Article 6 – Acceptance/Complaints
- For both sale and contracting, the customer is obliged to check all goods and/or work carried out immediately and in detail upon receipt, either himself, herself or itself or by his, her or its representative or appointee(s).
If no comments are noted on the delivery note upon receipt, this is deemed to be a tacit acceptance of the goods and/or work carried out that it is in accordance with his, her or its order and free from any visible defect. The date stated on the delivery note binds the customer unless there is proof to the contrary.
If, due to force majeure, neither the customer nor his, her or its representative or appointee was able to be present at the delivery, the materials are accepted, but subject to the customer’s detailed remarks, which must be sent by registered mail no later than the following day. Afterwards, complaints about visible defects are no longer accepted and recourse is no longer possible vis-à-vis PRODUCT MEDIA GROUP BV with regard to these visible defects.
Commissioning and processing of the delivered goods by the customer, by his, her or its representative or appointee as well as payment are always considered as final acceptance.
- Complaints because of hidden defects must be notified, upon penalty of forfeiture, in writing to PRODUCT MEDIA GROUP BV within eight days of their discovery and at the latest within two months after receipt or after first use.

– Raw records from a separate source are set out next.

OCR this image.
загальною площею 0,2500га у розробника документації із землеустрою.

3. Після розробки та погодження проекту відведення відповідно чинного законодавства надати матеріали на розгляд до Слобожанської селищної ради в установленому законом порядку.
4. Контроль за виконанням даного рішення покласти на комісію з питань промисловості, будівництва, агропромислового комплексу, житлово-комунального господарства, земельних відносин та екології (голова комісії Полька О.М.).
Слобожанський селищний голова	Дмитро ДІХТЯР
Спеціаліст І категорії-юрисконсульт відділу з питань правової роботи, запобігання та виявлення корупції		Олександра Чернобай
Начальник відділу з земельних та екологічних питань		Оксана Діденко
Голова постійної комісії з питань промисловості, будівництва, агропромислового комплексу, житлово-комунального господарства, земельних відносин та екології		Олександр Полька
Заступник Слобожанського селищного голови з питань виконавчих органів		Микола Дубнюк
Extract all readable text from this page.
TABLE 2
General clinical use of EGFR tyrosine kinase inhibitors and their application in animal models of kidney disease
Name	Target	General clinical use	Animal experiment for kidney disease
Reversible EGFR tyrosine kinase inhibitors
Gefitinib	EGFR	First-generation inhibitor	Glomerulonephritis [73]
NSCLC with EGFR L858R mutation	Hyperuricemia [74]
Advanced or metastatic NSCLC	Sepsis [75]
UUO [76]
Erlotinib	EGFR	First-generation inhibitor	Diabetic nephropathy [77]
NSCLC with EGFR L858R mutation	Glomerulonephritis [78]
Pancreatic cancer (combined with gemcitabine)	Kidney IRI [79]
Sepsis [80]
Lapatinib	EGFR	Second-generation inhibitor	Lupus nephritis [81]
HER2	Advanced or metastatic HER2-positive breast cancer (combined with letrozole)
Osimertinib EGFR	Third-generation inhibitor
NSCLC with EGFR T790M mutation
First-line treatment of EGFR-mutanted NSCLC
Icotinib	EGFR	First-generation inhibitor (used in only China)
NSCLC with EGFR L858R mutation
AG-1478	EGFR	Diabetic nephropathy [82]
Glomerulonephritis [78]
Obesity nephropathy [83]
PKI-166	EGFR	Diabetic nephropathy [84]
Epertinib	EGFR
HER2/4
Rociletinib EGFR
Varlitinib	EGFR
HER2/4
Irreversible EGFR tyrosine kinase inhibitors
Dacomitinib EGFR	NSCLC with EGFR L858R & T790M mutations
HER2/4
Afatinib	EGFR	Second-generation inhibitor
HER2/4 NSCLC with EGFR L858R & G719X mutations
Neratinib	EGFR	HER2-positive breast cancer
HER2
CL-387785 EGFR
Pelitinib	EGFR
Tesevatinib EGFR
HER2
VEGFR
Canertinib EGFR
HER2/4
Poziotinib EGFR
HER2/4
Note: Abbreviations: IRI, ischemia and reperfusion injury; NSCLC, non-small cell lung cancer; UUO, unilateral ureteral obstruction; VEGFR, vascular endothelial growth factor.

- The expression of complaints does not suspend the customer’s payment obligations towards PRODUCT MEDIA GROUP BV, which must be met in full before the customer can demand the intervention of PRODUCT MEDIA GROUP BV.
- Any intervention by PRODUCT MEDIA GROUP BV does not result in an extension of the global guarantee period, nor can it be regarded as an acknowledgement by PRODUCT MEDIA GROUP BV that the complaint is the result of a failure on the part of PRODUCT MEDIA GROUP BV
- Any taking back of the goods by PRODUCT MEDIA GROUP BV does not imply any acknowledgement of the legitimacy of the customer’s claims.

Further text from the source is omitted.